Moim zdaniem nie chodzi tu o zagwarantowanie minimalnego wzrostu dla GM. Chodzi raczej o ograniczenie zysku dla gracza z niższą oceną i zminimalizowanie straty dla gracza z wyższą oceną, jeśli jakiś patzer zdoła zdenerwować MG lub poważnie niedoceniony gracz pokona GM.
źródło
Wszystko wyrównuje się, gdy niedoceniany przeciwnik pokona GM.
Załóżmy, że MG gra tylko słabych przeciwników, więc dostaje dość wysoką ocenę.
Potem, gdy stanie się nieuchronnie sławny (jest GMem), ludzie przejrzą jego historię gry i zauważą rozbieżności. Ten facet jest dobry tylko dlatego, że gra w patzery!
Kiedy więc słabszy go pokonuje (ten słabszy jest o kilkaset punktów silniejszy niż na papierze), ocena GM zmieni się na dokładniejszy opis.

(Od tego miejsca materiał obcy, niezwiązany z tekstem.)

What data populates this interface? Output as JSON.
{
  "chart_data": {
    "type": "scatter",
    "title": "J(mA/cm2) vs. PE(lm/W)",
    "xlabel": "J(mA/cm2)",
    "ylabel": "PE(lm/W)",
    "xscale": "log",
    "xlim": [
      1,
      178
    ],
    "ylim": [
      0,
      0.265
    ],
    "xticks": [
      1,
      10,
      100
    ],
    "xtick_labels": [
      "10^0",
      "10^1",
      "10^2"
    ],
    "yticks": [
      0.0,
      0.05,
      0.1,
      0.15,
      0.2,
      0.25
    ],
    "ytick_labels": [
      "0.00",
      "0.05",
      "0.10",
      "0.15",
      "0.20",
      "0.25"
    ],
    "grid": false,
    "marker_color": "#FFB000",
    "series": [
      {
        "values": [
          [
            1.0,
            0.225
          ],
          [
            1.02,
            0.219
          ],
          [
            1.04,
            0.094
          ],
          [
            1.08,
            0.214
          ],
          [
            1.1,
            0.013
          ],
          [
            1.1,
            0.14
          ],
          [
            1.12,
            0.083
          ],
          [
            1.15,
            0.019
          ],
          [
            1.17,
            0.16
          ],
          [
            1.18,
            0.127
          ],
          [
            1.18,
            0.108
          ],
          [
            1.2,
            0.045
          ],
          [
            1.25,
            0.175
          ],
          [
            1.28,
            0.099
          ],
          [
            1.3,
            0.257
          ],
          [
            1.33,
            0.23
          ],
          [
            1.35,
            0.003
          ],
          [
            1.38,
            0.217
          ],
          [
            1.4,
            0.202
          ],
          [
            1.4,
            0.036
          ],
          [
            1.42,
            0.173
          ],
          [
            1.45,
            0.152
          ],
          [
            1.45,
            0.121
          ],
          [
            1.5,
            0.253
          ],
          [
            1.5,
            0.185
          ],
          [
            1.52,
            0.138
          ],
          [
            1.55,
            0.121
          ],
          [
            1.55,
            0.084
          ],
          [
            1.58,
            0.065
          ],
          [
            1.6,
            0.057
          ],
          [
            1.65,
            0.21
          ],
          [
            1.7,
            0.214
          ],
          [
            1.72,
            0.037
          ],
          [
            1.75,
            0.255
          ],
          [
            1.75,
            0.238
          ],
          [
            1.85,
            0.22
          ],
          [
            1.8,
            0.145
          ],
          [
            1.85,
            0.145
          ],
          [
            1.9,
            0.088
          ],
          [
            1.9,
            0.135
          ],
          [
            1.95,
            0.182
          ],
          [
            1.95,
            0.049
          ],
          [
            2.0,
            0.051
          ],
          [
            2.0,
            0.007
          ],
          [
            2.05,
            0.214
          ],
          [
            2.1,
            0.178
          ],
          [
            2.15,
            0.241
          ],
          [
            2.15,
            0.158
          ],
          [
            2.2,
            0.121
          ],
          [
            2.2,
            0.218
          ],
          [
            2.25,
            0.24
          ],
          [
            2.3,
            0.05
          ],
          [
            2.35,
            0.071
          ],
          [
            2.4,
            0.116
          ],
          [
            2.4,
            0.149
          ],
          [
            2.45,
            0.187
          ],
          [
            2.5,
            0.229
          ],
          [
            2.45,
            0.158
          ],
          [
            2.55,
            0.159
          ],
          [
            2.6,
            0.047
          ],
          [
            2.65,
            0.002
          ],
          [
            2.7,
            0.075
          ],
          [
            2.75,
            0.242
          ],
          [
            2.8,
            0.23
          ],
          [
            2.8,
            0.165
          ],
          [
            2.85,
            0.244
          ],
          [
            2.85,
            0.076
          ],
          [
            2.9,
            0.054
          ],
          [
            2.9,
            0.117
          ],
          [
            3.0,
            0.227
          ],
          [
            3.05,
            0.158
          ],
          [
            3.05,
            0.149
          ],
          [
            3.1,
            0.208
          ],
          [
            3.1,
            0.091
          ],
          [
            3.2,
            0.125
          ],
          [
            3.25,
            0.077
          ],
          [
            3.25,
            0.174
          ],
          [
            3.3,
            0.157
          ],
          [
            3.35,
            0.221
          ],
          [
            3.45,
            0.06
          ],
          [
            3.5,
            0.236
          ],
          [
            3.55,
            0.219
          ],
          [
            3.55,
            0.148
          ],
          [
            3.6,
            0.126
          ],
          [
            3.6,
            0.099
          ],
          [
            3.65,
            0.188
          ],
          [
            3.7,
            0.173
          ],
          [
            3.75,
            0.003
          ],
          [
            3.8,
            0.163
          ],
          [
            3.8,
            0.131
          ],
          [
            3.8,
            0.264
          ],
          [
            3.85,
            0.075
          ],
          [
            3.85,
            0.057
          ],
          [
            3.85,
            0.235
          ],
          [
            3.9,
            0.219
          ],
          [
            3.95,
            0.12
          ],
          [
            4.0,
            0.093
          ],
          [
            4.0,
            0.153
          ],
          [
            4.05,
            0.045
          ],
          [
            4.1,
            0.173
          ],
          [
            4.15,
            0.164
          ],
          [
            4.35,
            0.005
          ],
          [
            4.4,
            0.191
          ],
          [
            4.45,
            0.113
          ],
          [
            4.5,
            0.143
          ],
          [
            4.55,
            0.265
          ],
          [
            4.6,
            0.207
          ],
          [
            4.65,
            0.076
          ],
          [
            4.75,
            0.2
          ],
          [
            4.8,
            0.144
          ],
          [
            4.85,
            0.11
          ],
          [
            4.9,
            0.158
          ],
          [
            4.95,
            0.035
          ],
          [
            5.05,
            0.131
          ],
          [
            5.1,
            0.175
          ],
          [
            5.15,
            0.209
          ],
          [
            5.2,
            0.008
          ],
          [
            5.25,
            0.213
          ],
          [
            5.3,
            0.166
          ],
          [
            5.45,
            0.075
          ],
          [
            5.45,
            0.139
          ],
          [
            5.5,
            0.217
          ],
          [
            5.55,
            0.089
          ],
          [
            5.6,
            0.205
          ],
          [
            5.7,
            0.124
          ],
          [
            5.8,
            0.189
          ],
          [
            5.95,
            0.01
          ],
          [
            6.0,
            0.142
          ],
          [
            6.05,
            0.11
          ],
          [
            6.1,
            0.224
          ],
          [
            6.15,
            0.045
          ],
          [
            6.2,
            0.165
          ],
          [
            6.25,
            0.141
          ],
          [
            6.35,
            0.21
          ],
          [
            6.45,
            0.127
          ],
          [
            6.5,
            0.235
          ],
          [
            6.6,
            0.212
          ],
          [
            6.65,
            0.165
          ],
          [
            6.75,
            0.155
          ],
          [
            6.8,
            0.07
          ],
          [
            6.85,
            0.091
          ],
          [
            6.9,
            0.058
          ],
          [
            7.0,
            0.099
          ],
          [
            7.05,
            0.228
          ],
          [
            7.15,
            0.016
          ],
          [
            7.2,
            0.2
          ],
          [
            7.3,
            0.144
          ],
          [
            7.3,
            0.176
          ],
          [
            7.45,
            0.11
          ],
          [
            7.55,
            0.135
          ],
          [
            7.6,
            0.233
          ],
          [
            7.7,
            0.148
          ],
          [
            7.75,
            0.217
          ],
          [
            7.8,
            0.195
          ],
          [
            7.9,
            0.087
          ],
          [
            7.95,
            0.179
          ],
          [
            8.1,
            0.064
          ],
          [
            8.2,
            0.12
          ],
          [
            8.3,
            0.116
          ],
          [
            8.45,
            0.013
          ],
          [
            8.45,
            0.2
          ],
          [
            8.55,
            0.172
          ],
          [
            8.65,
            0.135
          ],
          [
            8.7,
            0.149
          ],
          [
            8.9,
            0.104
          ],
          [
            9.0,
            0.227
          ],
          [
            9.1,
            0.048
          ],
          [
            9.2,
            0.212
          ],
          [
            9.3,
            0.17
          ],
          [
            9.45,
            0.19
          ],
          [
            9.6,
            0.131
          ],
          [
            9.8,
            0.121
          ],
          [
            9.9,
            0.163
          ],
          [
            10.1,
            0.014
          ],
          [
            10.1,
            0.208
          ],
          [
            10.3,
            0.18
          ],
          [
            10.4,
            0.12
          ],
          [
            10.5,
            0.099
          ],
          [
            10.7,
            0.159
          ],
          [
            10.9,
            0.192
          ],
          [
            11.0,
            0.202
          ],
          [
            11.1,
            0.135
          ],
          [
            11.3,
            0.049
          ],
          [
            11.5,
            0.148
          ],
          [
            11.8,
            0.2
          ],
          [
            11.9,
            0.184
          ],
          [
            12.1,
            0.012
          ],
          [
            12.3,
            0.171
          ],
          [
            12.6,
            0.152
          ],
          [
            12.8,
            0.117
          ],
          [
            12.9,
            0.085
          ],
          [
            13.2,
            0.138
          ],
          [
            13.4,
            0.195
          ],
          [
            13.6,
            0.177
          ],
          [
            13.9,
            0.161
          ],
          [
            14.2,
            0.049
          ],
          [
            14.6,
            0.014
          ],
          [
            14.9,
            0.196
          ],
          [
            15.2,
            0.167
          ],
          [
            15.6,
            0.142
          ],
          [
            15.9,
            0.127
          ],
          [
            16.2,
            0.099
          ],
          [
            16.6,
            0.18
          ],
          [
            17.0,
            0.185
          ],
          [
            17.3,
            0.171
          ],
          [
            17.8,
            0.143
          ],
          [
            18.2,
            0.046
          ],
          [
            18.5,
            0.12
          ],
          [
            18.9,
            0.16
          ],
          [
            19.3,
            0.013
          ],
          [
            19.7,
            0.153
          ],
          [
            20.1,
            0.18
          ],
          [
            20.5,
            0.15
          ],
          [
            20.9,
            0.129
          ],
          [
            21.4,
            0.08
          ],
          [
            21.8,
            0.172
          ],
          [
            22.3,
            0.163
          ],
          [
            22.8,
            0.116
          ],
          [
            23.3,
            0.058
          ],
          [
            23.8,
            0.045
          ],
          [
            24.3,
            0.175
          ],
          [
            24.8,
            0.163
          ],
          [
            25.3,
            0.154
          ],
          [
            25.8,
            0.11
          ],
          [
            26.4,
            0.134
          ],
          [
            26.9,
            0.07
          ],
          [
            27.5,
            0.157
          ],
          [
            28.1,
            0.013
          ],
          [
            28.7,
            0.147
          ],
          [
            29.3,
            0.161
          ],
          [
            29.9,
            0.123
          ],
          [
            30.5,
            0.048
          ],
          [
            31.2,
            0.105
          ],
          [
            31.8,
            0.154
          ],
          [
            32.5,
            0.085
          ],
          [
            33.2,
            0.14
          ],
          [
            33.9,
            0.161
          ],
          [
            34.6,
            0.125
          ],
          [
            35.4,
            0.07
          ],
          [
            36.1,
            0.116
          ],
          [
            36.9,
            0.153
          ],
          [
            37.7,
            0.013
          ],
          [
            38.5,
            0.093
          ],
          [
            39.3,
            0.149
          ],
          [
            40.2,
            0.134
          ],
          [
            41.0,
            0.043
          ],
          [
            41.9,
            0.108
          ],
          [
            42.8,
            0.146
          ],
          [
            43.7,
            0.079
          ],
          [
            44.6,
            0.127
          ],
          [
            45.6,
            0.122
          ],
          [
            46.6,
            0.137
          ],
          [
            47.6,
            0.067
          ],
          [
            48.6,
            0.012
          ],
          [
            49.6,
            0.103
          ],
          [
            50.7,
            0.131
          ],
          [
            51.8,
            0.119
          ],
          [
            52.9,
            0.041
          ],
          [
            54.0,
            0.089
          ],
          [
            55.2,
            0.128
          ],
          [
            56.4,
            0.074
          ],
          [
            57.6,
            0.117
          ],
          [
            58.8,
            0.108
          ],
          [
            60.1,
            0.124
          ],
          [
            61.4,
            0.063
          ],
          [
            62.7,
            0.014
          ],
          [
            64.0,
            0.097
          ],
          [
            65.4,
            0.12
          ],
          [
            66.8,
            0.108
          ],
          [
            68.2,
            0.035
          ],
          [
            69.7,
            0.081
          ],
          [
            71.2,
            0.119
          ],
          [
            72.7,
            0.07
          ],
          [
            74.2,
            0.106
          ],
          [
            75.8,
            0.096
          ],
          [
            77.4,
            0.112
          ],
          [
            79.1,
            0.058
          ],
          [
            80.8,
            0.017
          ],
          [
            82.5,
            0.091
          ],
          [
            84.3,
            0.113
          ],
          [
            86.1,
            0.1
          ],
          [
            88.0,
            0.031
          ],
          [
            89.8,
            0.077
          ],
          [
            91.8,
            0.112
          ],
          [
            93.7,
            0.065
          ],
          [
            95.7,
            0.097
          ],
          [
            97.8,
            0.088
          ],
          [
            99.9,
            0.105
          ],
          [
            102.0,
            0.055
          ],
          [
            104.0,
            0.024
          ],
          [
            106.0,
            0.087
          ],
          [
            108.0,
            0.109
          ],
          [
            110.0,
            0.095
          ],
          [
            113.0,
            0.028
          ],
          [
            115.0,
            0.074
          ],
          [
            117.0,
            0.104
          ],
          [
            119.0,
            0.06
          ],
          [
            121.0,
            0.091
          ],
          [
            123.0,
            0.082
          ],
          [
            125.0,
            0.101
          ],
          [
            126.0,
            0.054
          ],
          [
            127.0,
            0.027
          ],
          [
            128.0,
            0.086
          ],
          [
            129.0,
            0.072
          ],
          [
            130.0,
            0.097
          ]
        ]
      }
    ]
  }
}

EDYCJA W odpowiedzi na twoją edycję zdajesz sobie sprawę, że wszyscy na całym świecie mogą zobaczyć historię gry Carlsena, prawda?
Nie sądzisz, że wpłynie to nieco na jego wizerunek ... Nie wiem ... NEGATYWNIE?
Zadajesz tylko teoretyczne pytanie, które nie ma podstaw w prawdziwym życiu. Dlatego nie otrzymujesz pożądanej odpowiedzi: nie ma rozwiązania.